In general, Black men with prostate cancer tend to present with higher-risk disease characteristics, have a higher likelihood of disease recurrence after treatment and have higher prostate cancer-specific mortality [1,610]. For example, Latini et al. [6] analysed the presenting disease characteristics in men with newly diagnosed prostate cancer from the Cancer of the Prostate Strategic Urologic Research Endeavor (CaPSURE) database and found that Black men presented at a younger age (mean age 64.6 years vs 66.8 years, P < 0.01), had higher median PSA (9.8 ng/mL vs. 6.7 ng/mL, P < 0.01), higher clinical Gleason score (43% Gleason score ≥ 7 vs 33%, P < 0.01) and higher stage at presentation (stage ≥ T3a, or N+ or M+ 10% vs 4%, P < 0.01). Other cohort studies have corroborated these findings. In the population-based Prostate Cancer Outcomes Study (PCOS), among 3173 men diagnosed in 1994 and 1995, race was a significant independent predictor of advanced disease at presentation (odds ratio [OR] 2.26, 95% CI 1.43–3.58) when controlling for socioeconomic status, biopsy grade, and a host of other factors [8].

Some have also identified Black race as an adverse prognostic factor for outcome, while others have refuted this, particularly in organ-confined disease [10,1114]. Several broad, population-based cohort studies have been performed to evaluate racial variation in outcomes after treatment. Cohen et al. [15] studied over 25 000 men from the SEER-Medicare database who were diagnosed with prostate cancer between 1986 and 1998 in five SEER sites. They found that the 75th percentile disease-free survival time was 13 months less for Black than for White men (95% CI 6.2–19.8 months). On multivariate analysis, Black race was an independent predictor of shorter disease-free survival among surgical patients. A similar study of the SEER-Medicare database by Godley et al. [16] showed that median survival time for Black men diagnosed with prostate cancer between 1986 and 1996 was 1.7 years (95% CI 1.6–1.9) less than for White men. Black men had significantly shorter median overall survival and cancer-specific survival, regardless of treatment and even after adjustment for multiple covariates. In another approach to this issue, Hebert et al. [17] compared the age-adjusted mortality-to-incidence ratio (MIR) between African-Americans and Europeanorigin Americans in the South Carolina state tumour registry from 2001 to 2005. For Black men, the MIR was 0.259 (95% CI 0.241–0.277), compared with 0.164 (95% CI 0.241–0.2770.155–0.174) for White men. This was highly statistically significant and was among the largest differences identified, together with female breast and oral cancers.
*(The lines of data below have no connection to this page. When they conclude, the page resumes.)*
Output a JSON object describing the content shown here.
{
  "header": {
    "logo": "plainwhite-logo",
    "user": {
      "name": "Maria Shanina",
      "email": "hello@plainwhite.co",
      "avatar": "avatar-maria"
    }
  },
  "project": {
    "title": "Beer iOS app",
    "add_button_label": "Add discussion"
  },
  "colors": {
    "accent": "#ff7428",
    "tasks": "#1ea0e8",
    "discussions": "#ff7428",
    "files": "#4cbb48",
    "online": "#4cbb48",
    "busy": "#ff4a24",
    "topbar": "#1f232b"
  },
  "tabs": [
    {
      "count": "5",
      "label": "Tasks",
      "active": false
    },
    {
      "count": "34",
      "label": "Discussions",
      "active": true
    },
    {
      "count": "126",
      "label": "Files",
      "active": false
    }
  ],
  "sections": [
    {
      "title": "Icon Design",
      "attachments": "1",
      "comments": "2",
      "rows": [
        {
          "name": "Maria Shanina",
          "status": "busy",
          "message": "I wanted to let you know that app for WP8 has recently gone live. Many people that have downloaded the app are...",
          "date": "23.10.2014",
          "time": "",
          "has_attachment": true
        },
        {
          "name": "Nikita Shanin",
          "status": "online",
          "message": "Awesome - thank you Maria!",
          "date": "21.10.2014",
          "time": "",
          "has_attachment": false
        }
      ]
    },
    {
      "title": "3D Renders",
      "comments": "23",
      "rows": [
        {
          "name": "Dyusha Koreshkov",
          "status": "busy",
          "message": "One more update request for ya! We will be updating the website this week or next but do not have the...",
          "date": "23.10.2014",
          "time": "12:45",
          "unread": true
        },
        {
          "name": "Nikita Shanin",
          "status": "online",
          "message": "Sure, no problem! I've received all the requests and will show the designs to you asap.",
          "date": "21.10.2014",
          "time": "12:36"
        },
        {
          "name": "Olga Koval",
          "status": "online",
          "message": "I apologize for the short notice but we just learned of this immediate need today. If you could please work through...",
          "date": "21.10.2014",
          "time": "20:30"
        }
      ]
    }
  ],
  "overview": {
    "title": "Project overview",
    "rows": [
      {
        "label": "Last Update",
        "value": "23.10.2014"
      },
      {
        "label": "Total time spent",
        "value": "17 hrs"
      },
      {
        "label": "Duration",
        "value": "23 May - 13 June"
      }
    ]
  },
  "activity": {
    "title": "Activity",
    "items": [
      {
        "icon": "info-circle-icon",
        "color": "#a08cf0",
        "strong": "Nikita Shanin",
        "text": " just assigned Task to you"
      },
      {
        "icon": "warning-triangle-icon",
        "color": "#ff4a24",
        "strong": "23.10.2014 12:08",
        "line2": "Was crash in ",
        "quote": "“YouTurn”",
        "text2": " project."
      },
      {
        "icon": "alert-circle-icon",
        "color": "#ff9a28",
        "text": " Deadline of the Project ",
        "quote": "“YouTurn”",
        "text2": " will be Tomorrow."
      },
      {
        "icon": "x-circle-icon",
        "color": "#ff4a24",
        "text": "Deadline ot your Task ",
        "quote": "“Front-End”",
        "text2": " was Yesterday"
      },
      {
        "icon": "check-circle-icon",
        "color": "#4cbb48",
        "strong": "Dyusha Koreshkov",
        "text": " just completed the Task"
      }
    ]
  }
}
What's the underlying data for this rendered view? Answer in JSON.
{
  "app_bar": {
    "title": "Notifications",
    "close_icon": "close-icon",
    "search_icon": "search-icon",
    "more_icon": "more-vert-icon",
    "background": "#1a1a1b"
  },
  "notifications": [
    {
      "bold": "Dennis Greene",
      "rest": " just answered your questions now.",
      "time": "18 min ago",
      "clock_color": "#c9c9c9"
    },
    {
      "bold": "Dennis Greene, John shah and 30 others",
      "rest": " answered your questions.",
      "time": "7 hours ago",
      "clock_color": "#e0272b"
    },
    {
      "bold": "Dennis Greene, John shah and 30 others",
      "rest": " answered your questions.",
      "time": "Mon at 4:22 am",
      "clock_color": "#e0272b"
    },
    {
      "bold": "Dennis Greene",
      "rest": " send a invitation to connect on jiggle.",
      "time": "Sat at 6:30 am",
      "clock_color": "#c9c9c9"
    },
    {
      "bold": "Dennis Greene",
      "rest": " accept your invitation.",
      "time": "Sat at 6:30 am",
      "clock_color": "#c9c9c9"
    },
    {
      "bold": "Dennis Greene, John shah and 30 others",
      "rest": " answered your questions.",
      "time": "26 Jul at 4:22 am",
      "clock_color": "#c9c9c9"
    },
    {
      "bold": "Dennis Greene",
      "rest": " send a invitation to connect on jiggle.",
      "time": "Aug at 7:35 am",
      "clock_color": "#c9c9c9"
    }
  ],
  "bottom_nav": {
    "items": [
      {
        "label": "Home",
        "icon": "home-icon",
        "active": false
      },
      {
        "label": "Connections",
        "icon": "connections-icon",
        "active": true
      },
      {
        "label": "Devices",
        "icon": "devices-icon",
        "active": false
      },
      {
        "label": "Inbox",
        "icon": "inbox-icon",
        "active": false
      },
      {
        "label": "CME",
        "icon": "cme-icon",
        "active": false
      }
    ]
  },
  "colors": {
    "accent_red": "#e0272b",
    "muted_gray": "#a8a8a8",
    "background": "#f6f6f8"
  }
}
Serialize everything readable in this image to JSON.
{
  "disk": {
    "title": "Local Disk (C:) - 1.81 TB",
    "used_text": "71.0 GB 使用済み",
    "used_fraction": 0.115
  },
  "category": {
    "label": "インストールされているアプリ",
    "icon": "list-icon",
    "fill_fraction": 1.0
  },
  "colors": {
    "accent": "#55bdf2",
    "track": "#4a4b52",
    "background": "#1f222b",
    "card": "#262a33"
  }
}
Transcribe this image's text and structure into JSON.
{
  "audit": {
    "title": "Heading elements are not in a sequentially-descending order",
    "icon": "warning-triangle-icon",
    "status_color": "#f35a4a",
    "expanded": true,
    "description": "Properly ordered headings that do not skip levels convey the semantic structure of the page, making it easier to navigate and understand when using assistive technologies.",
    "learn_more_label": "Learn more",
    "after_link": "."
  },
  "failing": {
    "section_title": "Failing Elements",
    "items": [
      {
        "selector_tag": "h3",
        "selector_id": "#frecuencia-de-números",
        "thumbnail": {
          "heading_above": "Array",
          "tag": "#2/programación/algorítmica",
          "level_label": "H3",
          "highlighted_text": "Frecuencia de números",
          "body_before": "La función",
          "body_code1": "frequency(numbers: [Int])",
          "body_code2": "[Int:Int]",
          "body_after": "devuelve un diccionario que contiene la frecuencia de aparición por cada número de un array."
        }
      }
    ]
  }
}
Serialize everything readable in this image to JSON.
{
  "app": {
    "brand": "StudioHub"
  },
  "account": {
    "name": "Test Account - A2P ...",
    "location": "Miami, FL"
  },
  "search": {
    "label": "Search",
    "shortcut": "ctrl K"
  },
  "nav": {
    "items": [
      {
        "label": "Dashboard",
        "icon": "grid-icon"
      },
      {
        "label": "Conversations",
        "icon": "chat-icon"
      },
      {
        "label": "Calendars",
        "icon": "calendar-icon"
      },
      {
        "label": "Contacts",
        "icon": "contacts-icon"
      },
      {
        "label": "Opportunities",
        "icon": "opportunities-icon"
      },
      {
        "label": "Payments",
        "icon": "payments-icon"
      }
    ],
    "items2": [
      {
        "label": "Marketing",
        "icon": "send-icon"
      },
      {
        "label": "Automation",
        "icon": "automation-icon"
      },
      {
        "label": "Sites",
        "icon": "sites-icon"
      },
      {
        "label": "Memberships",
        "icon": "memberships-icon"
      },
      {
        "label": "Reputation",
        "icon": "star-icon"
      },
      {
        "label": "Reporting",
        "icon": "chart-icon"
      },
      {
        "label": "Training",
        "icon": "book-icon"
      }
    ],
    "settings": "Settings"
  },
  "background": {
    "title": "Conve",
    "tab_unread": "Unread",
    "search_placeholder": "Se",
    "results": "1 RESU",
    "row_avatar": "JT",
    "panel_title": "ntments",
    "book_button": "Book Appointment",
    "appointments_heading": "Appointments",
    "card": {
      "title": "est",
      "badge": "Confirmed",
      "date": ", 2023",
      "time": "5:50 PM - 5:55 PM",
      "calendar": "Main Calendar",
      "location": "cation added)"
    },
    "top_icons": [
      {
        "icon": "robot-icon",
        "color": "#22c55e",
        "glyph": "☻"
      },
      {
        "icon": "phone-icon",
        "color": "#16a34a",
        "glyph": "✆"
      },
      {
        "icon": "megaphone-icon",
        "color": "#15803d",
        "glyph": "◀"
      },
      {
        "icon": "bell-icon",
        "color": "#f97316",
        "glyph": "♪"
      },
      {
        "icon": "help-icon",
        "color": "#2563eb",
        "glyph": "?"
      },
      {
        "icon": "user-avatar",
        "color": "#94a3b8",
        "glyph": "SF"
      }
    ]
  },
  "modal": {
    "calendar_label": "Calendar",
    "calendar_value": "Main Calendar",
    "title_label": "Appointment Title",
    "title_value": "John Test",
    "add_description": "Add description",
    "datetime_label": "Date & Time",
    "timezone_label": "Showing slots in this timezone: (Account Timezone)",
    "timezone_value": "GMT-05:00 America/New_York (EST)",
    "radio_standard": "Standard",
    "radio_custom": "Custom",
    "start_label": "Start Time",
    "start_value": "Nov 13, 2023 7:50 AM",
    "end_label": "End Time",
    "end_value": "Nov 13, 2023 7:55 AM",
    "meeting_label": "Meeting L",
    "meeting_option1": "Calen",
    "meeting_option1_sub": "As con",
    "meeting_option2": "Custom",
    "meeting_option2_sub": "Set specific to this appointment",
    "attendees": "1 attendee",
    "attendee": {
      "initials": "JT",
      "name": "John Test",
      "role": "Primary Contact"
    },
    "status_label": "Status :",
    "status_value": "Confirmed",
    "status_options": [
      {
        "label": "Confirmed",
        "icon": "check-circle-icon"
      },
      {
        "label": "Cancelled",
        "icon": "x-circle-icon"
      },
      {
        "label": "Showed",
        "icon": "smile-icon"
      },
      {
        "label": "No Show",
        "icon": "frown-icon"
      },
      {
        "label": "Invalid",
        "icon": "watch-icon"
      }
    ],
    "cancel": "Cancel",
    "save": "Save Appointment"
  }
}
Overall, these studies show that African-Americans are at increased risk for disease recurrence after treatment and mortality from various cancers, and prostate cancer in particular. The variation in outcome is not completely explained by differences in baseline disease characteristics or other demographic factors, suggesting that there are other contributing factors. However, the relative contribution of biological factors and other factors remains a topic of debate.

Sources of racial variation in outcome

There is a wide range of possible causes of the reported differences between racial groups in incidence and outcomes from prostate cancer, or, for that matter, any disease. These include biological factors, such as genetic pre-dispositions and differences in the biology of disease in different hosts [18]. For example, many investigators have explored racial differences in the androgen/androgen receptor pathway as a source of racial disparities in prostate cancer incidence and outcome [19].

In support of the role of access and related non-biological factors, Freeman et al. [20] studied the presenting disease characteristics and cancer control outcomes in two cohorts: one in an equal-access Veterans Affairs (VA) setting and one in private hospitals. They found that the disparity in stage at presentation was attenuated in the VA setting, where 43.8% of Black men and 56.6% of White men presented with localized disease (compared with 34.2% and 56.9%, respectively, in private hospitals). On multivariate survival analysis controlling for stage, grade, primary treatment, age and mean per capita income estimated from ZIP code, race was associated with overall mortality (HR 1.68, 95% CI 1.06–2.67) and disease-specific mortality (HR 2.67, 95% CI 1.35–5.27) in the private hospital setting, but was not a significant predictor of mortality in the VA setting. The differences between equal-access and private hospital settings in this study are highly suggestive of non-biological causes of variation.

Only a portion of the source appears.